Historia Angelo, czarnoskórego niewolnika, to obraz samotności i wykluczenia, których doznaje wśród obcych mu ludzi. Całość podzielona jest na 3 części: pierwsza dotyczy dzieciństwa bohatera, druga dojrzewania, a trzecia już dorosłego życia. Zostaje on wyrwany ze swojego świata jako mało dziecko i oddany pod skrzydła bogatej damy, której celem jest zrobienie z niego arystokraty. Nikt nie pyta go, czy tego chce i jak się z tym czuje. Jest jak zwierzę w klatce, zabawka w rękach bogatych ludzi. Najlepszym tego przykładem jest jego opowieść o Afryce. Wyuczona na pamięć, którą dodatkowo urozmaica efektowną gestykulacją. Zbiera się przed nim widownia, która żądna jest uciech. W jego historii życie można przyrównać do teatru, w którym ma do odegrania określoną rolę. Ćwiczy, więc do niej solidnie i gra to, czego od niego oczekują inni.
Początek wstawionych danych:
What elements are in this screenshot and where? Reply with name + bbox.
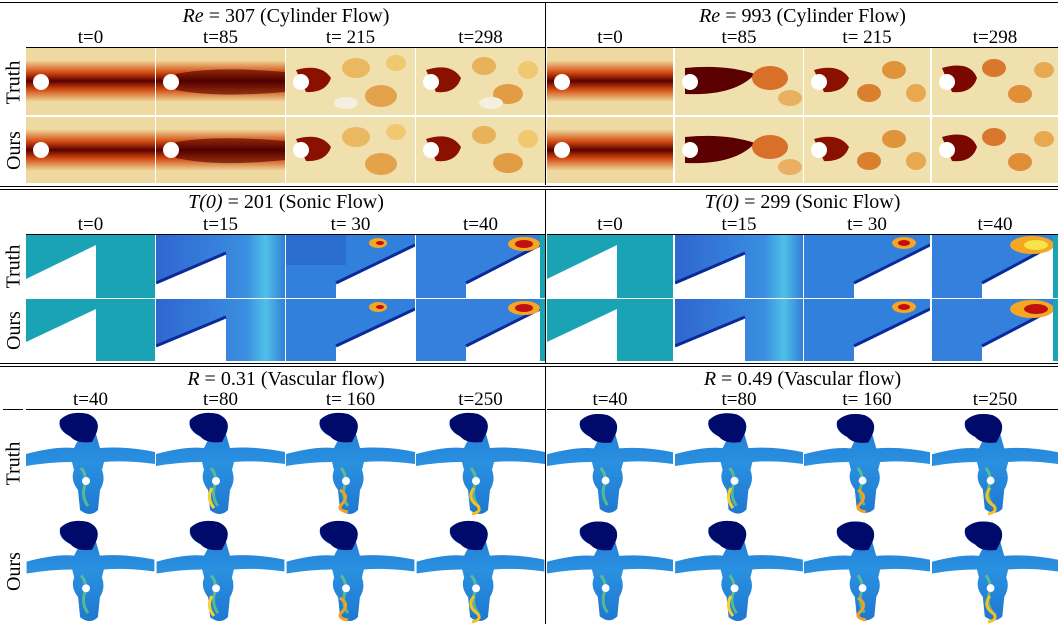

"Angelo" podejmuje bardzo odważny temat, jakim jest niewolnictwo, szacunek do drugiego człowieka czy wolność, która powinna być dostępna wszystkim. Niestety reżyserowi nie do końca udaje się oddać problematyki w sposób pełny. Film jest minimalistyczny, ale przez to też nijaki. Opiera się na konwencji, w której uczucia bohatera są skrywane, ponieważ on sam nie jest świadom swojego miejsca w otaczającym go świecie arystokratów. Angelo, jak słusznie zauważył cesarz, jest synem Afryki i człowiekiem Europy. Do żadnego z tych kontynentów jednak nie należy, wszędzie jest obcy. Rzucony na głęboką wodę, nauczony, co ma mówić i co czuć nie potrafi podjąć żadnej decyzji samodzielnie. Jest to naprawdę smutny obraz, ale w sposób, jaki to przedstawiono nie jest w stanie wzbudzić w widzu głębszych emocji.
Jest to film dla fanów slow cinema, każdy inny miłośnik kina może czuć się po seansie wymęczony. Dominują bardzo długie ujęcia i mało cięć. Jeśli ktoś nie przepada za 30 sekundowymi sekwencjami grania na flecie czy widoku na pole, podczas seansu musi uzbroić się w cierpliwość, ponieważ właśnie na nich zbudowany jest cały film. Dużo scen jest niemych i niewnoszących nic do fabuły filmu. Tempo utrzymuje się na stałym poziomie, brak mu wartkości.
Temat podjęty przez Markusa Schleinzera jest mocny i poruszający, ponieważ zmusza do refleksji nad szacunkiem dla drugiej osoby i jej godnym traktowaniem. Jednak mimo starań podjętych przez reżysera, nie jest to film, o którym po seansie będziemy pamiętać jeszcze długo. Niewątpliwie ma szansę znaleźć grono swoich zwolenników, którzy będą zachwycać się jego estetyką, stonowanością i przekazem, jaki niesie. Natomiast dla innych stanie się kolejnym z filmów, który choć porusza ważne zagadnienia jawi się jako zwyczajnie nudny.